Apart from ‘Thai’ Pongal, Tamils in Sri Lanka and elsewhere, also celebrate innumerable other ‘Pongal’ festivals-as each Temple has its own Pongal festival, while each deity of the 30x30,000,000 members of the Hindu pantheon. Hence Thai Pongal is just another festival but with stress on agriculture.
The thrust if this article is not to write ad nauseam of the history or other ‘religious aspects’ of the festival. The festival, however, remains a cause for us to remember that the sun is in the centre of our lives-whatever the argument is and by extension- that man needs nature for humanity’s survival and not the other way around.
On the other hand, we are also compelled to question how relevant the festival is in today’s urban lifestyle. In the cities as well as in the rural areas, where too the industrialised, salaried lifestyle has become the norm, pushing the cultivator to the margins?
For the farmer, it is a sort of spontaneous overflow of joy as the mellowed grains come home. It’s starting afresh with Bhogi Pongal (Yesterday) where he discarded and burnt all that is past
In fact, as farming-pastoral communities dwindle, it is mainly the urban salaried middle-classes and others who now celebrate Thai Pongal most, despite their disconnect to the soil and animals- a disconnect from nature itself.
It is also important to these classes to remember that numerous farmers commit suicide unable to pay back corporate credits. Look up Farmer Suicides in India on Wikipedia for more information.
The question is, are we conscious about the desperation of many farmers when we boil-over milk and sweeten it with rice and jaggery that is bought in the shop or the super groceries?
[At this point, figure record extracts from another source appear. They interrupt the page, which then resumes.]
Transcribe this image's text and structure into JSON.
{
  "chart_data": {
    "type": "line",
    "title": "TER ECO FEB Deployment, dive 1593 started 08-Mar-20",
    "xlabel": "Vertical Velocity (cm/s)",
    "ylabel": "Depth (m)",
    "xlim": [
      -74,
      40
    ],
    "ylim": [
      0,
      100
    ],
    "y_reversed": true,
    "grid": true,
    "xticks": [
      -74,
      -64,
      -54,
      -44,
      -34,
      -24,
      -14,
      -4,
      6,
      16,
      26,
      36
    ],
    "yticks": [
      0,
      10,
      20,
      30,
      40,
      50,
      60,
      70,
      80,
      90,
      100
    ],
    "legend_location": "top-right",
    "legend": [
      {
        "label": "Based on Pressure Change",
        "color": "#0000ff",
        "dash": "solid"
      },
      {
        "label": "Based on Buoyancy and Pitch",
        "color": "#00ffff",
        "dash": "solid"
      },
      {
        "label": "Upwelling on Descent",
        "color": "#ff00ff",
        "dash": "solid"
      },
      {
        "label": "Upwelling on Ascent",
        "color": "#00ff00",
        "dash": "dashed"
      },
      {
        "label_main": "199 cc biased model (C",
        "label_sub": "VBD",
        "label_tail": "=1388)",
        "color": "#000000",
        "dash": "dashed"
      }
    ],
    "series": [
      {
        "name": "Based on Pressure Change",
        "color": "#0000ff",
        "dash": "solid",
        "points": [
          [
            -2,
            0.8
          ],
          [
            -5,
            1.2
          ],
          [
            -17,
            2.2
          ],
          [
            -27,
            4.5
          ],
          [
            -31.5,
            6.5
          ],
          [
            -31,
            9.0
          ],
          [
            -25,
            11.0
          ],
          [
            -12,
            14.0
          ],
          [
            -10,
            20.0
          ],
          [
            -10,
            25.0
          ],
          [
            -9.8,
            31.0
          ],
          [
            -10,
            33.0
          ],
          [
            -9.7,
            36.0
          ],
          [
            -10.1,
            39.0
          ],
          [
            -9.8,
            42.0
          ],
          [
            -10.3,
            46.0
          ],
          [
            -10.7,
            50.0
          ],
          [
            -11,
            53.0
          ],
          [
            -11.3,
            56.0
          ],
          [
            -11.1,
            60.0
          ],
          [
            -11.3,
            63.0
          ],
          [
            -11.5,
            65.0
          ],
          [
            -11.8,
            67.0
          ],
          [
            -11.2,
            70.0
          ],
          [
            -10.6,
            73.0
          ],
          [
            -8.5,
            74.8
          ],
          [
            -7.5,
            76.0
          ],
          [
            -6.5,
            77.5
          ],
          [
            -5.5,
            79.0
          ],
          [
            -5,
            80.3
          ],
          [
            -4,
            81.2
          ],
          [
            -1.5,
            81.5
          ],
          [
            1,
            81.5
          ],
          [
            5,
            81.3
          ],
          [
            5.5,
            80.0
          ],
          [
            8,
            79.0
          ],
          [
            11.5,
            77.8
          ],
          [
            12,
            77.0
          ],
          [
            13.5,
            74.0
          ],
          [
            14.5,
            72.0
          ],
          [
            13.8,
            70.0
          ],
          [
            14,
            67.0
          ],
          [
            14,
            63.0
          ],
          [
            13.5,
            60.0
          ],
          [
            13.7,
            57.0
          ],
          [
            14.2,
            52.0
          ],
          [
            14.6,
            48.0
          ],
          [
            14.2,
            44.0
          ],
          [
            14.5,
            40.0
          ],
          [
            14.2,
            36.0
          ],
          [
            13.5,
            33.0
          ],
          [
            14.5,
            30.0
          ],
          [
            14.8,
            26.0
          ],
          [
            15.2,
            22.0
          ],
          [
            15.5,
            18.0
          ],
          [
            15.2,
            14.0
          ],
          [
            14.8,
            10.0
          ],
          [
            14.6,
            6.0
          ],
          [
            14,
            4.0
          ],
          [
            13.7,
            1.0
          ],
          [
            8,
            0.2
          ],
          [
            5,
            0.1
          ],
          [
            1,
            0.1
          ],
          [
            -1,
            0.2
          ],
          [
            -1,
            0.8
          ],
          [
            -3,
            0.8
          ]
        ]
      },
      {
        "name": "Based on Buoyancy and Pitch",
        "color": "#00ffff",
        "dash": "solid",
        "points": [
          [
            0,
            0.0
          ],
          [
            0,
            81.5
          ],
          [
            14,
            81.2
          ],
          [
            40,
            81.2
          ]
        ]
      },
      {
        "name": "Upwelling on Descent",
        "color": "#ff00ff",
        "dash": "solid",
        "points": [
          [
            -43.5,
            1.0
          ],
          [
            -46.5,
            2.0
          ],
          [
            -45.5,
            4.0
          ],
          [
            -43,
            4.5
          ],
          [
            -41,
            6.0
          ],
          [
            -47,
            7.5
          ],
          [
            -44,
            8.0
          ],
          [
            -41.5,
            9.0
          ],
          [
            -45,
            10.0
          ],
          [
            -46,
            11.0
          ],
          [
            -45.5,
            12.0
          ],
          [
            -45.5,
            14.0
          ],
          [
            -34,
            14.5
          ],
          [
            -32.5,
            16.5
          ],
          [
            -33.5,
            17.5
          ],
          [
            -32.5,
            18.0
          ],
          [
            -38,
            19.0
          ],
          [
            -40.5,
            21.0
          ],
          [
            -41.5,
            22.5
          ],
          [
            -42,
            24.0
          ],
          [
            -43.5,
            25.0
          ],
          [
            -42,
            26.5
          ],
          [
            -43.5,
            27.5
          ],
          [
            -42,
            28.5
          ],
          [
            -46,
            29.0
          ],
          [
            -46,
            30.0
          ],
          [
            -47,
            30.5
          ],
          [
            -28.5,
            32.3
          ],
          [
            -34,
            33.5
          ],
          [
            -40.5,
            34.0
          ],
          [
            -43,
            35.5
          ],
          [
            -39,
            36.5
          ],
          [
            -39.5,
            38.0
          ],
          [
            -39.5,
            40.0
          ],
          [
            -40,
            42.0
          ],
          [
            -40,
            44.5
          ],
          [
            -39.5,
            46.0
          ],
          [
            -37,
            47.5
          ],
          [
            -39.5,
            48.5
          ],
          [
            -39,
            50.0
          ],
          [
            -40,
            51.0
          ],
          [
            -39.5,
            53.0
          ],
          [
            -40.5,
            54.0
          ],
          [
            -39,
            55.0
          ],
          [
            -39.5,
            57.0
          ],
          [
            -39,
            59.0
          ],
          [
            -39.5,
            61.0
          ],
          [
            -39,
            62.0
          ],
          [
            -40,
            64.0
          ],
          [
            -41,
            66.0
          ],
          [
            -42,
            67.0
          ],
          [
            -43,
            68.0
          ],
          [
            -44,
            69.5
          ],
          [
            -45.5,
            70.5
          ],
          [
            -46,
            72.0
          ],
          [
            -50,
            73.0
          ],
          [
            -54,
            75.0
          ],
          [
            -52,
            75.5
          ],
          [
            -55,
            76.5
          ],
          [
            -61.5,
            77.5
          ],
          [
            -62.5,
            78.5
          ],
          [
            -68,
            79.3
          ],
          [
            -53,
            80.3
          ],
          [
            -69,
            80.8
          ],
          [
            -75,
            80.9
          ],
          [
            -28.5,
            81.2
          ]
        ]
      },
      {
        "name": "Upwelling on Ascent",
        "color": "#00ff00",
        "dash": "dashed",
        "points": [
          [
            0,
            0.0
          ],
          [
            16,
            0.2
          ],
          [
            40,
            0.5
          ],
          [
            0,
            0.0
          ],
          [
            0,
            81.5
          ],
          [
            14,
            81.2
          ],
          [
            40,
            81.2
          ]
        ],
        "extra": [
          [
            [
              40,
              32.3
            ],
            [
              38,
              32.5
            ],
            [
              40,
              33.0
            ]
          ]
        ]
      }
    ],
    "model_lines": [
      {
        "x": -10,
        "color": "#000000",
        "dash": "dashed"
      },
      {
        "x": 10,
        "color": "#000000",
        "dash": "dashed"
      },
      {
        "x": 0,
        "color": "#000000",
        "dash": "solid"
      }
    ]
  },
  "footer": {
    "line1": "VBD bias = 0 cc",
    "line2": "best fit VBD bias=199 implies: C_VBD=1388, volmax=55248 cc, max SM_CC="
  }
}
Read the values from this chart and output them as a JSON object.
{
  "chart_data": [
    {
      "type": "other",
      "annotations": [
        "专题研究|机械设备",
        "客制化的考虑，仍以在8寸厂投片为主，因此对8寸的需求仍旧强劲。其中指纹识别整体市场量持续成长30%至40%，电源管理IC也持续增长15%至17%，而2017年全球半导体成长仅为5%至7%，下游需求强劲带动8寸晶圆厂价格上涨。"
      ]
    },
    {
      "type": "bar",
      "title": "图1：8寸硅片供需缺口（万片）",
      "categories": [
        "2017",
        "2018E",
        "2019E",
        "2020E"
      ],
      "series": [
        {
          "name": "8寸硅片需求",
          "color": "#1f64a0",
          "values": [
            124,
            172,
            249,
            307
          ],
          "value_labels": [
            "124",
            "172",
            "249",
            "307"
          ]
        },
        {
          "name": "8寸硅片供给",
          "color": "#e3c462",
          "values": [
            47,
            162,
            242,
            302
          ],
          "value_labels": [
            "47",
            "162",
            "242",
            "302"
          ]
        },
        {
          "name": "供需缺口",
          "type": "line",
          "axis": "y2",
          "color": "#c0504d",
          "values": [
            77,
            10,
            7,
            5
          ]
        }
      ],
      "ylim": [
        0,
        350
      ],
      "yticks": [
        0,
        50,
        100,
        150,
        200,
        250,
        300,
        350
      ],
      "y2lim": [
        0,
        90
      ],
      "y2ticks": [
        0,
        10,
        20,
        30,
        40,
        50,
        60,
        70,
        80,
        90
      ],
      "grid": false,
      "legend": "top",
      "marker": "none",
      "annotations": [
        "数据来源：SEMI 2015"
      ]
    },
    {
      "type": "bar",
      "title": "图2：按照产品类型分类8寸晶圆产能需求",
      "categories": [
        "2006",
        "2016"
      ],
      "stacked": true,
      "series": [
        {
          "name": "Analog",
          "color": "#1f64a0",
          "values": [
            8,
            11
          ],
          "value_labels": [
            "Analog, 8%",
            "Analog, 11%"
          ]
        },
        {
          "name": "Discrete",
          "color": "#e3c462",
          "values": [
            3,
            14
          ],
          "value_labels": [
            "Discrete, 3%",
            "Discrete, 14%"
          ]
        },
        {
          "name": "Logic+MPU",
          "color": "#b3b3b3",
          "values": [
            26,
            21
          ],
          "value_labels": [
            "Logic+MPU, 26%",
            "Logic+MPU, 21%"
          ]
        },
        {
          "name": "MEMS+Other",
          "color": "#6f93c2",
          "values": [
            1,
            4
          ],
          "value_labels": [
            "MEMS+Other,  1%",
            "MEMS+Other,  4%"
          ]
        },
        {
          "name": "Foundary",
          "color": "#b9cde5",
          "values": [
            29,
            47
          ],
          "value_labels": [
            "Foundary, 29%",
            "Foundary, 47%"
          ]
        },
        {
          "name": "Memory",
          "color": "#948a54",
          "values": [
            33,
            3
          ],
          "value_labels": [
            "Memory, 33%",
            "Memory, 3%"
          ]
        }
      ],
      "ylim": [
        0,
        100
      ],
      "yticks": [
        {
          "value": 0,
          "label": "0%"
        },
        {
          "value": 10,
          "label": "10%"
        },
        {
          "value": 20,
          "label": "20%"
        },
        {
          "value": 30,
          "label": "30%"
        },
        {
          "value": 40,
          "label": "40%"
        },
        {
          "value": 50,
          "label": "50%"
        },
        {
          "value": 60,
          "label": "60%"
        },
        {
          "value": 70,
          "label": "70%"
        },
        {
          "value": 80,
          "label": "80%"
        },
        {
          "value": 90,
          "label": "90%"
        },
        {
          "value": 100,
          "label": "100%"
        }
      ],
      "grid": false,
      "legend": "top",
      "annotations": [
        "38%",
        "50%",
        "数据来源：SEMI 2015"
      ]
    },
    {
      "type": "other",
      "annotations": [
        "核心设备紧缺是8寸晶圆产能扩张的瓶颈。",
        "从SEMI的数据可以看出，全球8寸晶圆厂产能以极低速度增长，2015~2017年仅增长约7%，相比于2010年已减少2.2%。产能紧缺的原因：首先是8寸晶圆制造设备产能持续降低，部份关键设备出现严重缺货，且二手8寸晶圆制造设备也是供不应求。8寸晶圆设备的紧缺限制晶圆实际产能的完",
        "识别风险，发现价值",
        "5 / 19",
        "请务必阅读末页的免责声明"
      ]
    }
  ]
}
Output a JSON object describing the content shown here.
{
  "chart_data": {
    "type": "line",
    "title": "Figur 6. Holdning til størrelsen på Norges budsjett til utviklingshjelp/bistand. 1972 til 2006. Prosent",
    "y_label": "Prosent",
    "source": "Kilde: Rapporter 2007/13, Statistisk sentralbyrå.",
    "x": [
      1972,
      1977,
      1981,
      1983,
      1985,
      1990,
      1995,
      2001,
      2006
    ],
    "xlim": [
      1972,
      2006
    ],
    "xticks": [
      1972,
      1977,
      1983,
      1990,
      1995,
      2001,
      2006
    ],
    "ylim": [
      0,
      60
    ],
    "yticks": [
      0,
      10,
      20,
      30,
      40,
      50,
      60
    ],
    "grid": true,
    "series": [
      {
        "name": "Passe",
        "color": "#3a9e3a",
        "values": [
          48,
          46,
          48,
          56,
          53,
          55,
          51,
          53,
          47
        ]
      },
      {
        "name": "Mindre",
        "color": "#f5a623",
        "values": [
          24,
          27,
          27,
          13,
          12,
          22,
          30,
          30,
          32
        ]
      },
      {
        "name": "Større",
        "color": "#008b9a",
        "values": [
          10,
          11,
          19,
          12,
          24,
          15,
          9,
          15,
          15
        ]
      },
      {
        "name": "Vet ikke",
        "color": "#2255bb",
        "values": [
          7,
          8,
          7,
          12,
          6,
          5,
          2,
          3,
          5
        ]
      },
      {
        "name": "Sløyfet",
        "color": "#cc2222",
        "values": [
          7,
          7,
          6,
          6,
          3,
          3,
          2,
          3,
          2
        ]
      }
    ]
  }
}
The farmer has a genuine reason to celebrate when he brings the freshly harvested rice and then show his gratitude towards the sun and the cattle that helped him in his endeavour. Do middlemen and salarymen have any reason to celebrate is the essential question we need to search for?
For the farmer, it is a sort of spontaneous overflow of joy as the mellowed grains come home. It’s starting afresh with Bhogi Pongal (Yesterday) where he discarded and burnt all that is past. Today the Sri Lanka Tamil society is fragmented with families scattered all over in the economic West, hardly having any harmony with the pastoral agricultural life it once had decades ago. A dispersal of sorts. However, the Tamil Nadu context is different.
With fewer relatives living in close proximities (What Kaanum Pongal?), dysfunctional families and even fewer engaged in agriculture, the gap between the festival and people seems to be widening. Just a sort of ritual that has lost the root causes of its beginnings.
For the Thai Pongal to be a great festival, we need to go back to the fields with dignity.
All this was a long time ago, I remember, and I would do like to celebrate again, wonder if we were led all that way for birth or death? There was death certainly.